Though the media keeps calling him "abortion doctor Kermit Gosnell" it's obvious to all of us that he was anything but a doctor. Gosnell, 72, stands accused of running a literal horror show he calledthe Women's Medical Society. Most of us have read about the unsanitary instruments, unlicensed practitioners, fetuses held in milk jugs and blood spattered floor. Originally, Gosnell was charged with eight counts of murder, those charges were reduced to five counts of murder after the judge ruled in his favor on those three counts. How exactly did this happen?
Gosnell's defense attorney Jack McMahon, argued to Judge Jefferey Minehart that, "There is not one piece...of objective, scientific evidence that anyone was born alive at Gosnell's clinic." Seven of the murder charges pertained to the death of newborn babies, which Gosnell delivered regularly via induced vaginal labor. Gosnell regularly performed abortions after the 24-week cutoff period which is against is law in Pennsylvania. Former employees reported practicing what Gosnell called "snipping." This involved severing the spinal cord from the brain. Judge Jefferey Minehart has not yet given any reason for why he dropped three of the charges. Gosnell is also charged with the third-degree murder of the death of a patient, though many more were severely injured or maimed while under his "care."
The clinic first opened its doors in 1979 and despite some 46 lawsuits against him, he remained in business performing abortions in exchange for cash.
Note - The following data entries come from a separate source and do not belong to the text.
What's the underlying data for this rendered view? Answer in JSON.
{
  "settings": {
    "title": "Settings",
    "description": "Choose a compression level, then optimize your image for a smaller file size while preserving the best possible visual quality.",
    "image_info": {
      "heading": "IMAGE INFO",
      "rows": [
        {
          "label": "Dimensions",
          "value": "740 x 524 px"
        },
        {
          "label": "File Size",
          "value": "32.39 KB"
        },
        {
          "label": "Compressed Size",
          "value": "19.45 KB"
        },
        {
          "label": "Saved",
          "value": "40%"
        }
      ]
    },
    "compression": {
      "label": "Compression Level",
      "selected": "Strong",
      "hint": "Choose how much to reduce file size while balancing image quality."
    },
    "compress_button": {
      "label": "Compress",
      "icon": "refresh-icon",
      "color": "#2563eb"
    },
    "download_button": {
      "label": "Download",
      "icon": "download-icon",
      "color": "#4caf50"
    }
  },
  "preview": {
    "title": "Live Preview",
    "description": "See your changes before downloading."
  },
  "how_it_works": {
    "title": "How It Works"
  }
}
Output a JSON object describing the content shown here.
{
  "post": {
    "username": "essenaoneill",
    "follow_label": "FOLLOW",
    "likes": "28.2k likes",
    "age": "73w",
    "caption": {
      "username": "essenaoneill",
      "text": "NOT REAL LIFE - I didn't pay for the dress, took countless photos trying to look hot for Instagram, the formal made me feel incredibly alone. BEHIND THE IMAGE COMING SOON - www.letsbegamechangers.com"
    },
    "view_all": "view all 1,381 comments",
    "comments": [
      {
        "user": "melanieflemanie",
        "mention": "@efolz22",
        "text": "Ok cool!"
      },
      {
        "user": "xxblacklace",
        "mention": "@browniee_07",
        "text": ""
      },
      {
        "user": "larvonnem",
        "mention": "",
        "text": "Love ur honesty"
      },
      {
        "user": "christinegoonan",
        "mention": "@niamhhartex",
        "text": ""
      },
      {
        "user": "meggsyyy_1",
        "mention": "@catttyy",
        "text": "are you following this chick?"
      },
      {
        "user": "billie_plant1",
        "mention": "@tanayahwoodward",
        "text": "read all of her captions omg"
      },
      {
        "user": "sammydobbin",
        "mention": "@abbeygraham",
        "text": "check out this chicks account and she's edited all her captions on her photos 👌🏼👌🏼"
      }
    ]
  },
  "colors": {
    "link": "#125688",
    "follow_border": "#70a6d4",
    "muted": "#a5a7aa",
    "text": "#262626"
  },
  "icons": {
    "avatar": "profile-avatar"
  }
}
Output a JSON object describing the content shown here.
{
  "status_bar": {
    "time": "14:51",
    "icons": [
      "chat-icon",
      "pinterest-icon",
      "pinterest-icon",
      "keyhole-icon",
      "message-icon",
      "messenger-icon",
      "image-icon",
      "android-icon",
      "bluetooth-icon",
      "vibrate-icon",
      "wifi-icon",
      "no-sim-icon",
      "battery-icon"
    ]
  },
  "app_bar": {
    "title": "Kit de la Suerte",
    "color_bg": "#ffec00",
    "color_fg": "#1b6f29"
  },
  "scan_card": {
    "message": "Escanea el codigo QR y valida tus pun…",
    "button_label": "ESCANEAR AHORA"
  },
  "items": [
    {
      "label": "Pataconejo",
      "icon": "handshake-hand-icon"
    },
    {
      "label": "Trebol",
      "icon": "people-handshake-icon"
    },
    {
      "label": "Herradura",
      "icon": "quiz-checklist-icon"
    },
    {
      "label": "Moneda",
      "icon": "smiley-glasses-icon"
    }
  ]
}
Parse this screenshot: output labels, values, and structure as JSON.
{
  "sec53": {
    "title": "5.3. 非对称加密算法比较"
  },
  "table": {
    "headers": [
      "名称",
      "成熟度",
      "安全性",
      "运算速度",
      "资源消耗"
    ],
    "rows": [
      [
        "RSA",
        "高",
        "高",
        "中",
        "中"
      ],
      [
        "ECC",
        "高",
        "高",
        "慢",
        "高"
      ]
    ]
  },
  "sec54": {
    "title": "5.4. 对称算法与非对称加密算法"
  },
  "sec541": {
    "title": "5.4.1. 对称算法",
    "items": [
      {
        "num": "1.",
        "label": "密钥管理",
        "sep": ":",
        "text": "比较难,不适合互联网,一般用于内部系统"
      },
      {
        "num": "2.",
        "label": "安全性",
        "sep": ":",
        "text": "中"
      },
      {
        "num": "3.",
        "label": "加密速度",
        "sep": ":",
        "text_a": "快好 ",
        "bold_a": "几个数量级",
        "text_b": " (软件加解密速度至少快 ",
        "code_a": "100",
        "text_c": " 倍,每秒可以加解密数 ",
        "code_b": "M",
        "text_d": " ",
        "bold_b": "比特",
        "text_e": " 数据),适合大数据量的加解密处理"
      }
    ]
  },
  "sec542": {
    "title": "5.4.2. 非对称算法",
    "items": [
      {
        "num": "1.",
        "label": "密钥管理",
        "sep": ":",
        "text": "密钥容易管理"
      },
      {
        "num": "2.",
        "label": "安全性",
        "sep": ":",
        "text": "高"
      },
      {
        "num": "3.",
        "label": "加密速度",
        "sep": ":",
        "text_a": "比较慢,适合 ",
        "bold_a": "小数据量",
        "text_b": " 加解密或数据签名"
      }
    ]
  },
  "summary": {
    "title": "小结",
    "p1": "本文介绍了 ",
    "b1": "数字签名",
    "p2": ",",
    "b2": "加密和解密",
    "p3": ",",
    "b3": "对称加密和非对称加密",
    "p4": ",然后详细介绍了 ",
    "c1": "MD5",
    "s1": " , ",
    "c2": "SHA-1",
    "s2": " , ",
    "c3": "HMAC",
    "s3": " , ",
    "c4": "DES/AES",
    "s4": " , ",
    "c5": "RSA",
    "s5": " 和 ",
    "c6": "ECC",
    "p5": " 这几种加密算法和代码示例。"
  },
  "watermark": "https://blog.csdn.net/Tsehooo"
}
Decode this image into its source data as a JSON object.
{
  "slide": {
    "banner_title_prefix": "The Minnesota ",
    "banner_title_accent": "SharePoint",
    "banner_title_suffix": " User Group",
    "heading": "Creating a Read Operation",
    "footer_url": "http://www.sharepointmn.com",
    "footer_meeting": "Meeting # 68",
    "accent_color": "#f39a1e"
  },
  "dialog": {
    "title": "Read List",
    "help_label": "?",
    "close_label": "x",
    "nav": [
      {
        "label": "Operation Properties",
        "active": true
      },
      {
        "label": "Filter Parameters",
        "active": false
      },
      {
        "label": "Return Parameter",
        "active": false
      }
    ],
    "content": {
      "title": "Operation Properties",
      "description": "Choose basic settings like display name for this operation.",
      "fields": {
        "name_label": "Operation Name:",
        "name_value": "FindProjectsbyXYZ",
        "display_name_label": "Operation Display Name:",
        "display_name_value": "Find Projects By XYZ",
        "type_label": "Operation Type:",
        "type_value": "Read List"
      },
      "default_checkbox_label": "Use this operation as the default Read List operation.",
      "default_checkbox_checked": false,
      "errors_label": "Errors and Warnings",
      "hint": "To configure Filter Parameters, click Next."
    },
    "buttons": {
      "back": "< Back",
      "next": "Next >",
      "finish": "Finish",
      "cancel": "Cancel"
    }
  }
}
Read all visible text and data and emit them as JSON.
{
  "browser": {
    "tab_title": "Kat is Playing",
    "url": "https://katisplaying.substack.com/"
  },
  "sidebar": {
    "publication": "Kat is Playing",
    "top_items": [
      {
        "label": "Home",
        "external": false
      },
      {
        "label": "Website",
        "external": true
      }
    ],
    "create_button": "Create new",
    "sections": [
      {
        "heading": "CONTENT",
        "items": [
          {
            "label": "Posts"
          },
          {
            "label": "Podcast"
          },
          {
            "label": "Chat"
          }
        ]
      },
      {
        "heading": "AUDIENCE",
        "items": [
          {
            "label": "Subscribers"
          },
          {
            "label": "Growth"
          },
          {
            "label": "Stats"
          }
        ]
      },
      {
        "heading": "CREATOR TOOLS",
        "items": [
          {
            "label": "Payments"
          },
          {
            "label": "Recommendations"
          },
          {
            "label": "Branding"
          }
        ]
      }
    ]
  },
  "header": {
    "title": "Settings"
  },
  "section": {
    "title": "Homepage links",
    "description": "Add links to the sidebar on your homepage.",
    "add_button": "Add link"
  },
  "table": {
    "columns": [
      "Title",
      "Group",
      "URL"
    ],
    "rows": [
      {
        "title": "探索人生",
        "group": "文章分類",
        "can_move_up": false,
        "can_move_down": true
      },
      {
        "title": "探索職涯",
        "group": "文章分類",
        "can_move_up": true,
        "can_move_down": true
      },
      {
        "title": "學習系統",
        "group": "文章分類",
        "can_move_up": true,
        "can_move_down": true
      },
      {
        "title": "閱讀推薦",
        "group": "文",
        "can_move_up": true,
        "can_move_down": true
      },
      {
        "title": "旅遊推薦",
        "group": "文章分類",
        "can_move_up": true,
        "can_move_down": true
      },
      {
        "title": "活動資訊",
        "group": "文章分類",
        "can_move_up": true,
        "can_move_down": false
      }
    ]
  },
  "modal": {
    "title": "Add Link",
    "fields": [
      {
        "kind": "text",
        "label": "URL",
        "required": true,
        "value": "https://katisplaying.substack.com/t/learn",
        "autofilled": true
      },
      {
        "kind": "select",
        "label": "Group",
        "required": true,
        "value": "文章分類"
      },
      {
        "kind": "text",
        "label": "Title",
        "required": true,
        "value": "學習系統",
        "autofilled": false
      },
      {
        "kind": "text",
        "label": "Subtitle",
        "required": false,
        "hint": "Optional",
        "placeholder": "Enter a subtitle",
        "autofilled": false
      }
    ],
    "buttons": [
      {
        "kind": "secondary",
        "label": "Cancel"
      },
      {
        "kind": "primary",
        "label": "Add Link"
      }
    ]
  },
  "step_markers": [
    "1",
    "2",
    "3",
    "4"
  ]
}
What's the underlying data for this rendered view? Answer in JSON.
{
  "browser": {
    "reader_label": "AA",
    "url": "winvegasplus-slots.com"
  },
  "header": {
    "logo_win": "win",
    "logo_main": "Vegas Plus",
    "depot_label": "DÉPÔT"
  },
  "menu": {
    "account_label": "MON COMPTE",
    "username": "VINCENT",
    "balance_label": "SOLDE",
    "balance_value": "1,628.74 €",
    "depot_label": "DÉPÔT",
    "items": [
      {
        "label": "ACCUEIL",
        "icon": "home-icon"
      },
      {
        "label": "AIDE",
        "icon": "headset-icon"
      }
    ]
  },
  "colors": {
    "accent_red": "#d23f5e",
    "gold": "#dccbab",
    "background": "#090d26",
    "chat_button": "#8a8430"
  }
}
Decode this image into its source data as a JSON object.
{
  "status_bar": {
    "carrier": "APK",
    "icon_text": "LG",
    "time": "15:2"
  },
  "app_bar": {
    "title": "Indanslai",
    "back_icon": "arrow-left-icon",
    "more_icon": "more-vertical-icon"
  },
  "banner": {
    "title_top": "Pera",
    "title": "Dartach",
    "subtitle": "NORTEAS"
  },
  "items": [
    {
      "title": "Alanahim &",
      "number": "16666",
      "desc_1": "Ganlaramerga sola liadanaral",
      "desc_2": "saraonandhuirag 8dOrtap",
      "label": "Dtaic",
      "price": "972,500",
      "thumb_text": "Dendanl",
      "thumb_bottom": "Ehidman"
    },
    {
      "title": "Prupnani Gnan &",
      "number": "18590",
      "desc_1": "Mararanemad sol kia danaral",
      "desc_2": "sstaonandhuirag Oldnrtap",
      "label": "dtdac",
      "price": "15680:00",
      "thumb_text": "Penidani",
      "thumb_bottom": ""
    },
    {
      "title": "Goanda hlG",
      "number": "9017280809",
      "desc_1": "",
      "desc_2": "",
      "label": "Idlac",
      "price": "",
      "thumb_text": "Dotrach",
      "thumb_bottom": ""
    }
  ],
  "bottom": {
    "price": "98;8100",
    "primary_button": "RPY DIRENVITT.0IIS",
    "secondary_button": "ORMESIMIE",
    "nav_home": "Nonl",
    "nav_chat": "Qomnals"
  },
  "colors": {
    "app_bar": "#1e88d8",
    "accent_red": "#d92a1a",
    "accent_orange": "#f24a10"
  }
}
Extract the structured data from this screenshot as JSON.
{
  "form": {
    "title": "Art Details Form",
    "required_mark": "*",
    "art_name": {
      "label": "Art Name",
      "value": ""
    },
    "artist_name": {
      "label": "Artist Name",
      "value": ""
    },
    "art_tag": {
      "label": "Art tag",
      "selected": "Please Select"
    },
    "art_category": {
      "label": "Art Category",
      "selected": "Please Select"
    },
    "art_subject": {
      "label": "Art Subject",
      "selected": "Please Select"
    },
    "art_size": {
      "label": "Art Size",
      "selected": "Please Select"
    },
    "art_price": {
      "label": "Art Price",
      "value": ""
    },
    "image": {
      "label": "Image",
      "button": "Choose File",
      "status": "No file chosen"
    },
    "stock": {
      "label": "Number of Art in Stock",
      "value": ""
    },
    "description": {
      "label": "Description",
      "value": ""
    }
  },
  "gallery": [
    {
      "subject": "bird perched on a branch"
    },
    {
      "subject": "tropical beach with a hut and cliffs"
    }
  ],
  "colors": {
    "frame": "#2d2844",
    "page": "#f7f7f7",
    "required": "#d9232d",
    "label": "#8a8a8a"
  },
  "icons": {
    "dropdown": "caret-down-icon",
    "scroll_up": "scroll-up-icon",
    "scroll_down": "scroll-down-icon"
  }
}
Gosnell plead not guilty to all of the charges against him. The grand jury investigation into Gosnell is over 300 pages long. His defense team will try to paint the case against Gosnell as a witch hunt, that none of the fetuses in question were born alive and that despite the facilities appearance, the clinic was operating within normal parameters. The trial first began on March 18 and is expected to last two months. The five murder charges he faces carry with them the maximum penalty of death.